LOVE GAMES (A)
Director: Vikram Bhatt
Cast: Patralekhaa, Gaurav Arora, Tara Alisha Berry
Running time: 114 minutes
There was a game we used to play in school. No, not love games. In junior school. When we were really small. In fact, the teacher initiated the game in class. Someone says one line and the next kid has to add another line to continue the story. And it would continue till the entire class has participated in formulating a story so totally random and so absolutely impossible that it would defeat the purpose of storytelling.
Vikram Bhatt plays that game in Love Games. An inaccessible premise which becomes more and more preposterous as the tumbling tumbleweed gathers more and more momentum. This is Vikram’s first 2D film in a long time, taking a break from his obsession with the third dimension and horror stories (only just). But the Bhatts’ obsession with erotica continues, yet again breaking new ground in Bollywood — managing to slip in a menage-a-trois no less.
So you have this really rich boy, Sam (Gaurav Arora, desperate woman’s Milind Soman), who’s “missing something in his life”. To fill the void, he snorts coke, has regular romps with his f*** buddy Ramona (Patralekhaa) and slashes his arms to feel the pain. Ramona is a little more high on life, killing husbands and going to raves.
The two come up with this ingenious plan — they will go to parties as strangers and Ramona will seduce a random man while Sam will prey on the man’s wife. Whoever gets to do it first — you have to shoot a video for proof and then WhatsApp the act — wins, the big prize being one week’s supply of coke. Achhe din aa gaye, no?
Anyway, during one such love game Sam finds his life’s missing piece — the beautiful and fragile Alisha (Tara Alisha Berry) — who’s married to a wife-beating criminal lawyer Gaurav (Hiten Tejwani).

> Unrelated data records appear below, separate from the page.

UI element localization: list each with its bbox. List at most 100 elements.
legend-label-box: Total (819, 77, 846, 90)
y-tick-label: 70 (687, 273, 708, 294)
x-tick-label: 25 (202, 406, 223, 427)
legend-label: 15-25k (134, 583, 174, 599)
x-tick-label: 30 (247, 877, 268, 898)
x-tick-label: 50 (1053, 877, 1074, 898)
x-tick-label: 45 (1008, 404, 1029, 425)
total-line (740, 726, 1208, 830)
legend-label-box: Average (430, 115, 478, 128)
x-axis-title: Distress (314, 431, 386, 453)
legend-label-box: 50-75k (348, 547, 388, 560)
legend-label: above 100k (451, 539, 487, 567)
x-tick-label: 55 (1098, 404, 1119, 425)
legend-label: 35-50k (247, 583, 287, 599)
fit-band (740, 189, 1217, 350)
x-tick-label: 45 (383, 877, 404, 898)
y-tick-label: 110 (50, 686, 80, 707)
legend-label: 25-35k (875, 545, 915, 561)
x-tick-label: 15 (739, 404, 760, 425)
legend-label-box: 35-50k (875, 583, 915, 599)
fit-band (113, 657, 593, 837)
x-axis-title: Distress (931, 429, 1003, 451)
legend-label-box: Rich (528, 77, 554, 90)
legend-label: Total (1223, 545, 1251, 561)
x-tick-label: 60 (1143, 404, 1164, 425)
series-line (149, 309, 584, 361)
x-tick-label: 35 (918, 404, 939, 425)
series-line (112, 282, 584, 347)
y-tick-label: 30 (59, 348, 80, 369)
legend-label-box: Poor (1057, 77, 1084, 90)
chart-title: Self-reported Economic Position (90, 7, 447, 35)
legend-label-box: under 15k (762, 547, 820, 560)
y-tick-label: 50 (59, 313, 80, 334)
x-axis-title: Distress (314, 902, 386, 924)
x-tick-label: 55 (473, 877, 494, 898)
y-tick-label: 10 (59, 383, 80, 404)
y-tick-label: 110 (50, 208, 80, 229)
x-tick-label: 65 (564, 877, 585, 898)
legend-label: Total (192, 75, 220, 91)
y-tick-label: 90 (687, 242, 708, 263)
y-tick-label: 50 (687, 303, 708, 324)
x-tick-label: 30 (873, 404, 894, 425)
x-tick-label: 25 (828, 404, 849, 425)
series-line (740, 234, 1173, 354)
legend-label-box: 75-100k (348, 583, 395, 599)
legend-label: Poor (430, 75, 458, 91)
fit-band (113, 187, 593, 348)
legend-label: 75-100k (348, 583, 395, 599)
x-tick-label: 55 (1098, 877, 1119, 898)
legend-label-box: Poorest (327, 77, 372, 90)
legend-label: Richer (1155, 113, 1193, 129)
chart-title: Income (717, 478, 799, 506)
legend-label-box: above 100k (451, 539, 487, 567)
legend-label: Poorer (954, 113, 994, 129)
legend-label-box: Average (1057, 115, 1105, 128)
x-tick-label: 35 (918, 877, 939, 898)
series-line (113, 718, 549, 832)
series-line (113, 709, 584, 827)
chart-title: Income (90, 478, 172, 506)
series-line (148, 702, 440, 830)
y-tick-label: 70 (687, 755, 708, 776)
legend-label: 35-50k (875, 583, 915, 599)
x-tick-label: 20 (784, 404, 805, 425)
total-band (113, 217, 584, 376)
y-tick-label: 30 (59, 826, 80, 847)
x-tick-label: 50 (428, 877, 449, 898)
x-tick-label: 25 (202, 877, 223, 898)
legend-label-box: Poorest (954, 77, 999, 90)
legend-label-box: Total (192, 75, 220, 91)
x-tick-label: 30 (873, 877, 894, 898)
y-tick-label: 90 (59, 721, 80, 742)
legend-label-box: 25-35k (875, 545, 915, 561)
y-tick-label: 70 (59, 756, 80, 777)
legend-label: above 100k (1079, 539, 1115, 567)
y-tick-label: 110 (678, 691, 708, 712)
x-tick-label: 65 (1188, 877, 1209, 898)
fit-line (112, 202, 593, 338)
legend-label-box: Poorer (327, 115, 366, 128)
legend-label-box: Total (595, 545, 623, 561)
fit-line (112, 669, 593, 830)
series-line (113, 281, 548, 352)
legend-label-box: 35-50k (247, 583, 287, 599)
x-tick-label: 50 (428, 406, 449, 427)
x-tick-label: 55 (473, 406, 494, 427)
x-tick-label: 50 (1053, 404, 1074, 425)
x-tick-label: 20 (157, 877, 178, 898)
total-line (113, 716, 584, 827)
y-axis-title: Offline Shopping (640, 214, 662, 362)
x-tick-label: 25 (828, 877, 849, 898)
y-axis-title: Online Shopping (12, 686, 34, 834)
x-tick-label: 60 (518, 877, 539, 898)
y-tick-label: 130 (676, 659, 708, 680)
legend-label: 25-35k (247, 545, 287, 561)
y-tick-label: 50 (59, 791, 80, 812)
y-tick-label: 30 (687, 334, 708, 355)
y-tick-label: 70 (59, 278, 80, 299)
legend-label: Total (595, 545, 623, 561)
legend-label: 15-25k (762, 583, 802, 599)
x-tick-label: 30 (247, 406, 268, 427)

The lady is also a surgeon, leading to the film’s most howlarious hospital scene where Alisha runs from a party to the OT and gives chest pumps to a dead patient much to the bewilderment of the rest of the medical team.
After this, whatever the writer was smoking, the dosage doubles, and what happens next is pure pandemonium, involving real shootouts, fake murders, body swapping, staged accidents and temporary burials. You can never be sure which character lives, but you are definitely dead at the end of it all.
Three stellar performances could have still saved the day but at the hands — rather bodies — of the newcomers, Love Games often feels like one of those para plays where everybody mugs up their lines without attaching an iota of emotion.
Gaurav Arora has a presence of sorts in front of the camera but is criminally inconsistent, the varnish often coming off to reveal the wood underneath. Tara Alisha Berry is soothing to the eyes, but short on expressions. Patralekhaa, who was effective as the hapless wife in CityLights, is completely miscast as the temperamental temptress, having neither the frame nor the fire to pull off the part.
The best thing about Love Games is the soundtrack by Sangeet-Siddharth, the songs and the background score somehow keeping the dead beats alive.
The man’s directed around 29 films by now, so you can’t really accuse Vikram Bhatt of not knowing how to make a movie. But perhaps he needs to choose a different game to play. One he will play with love.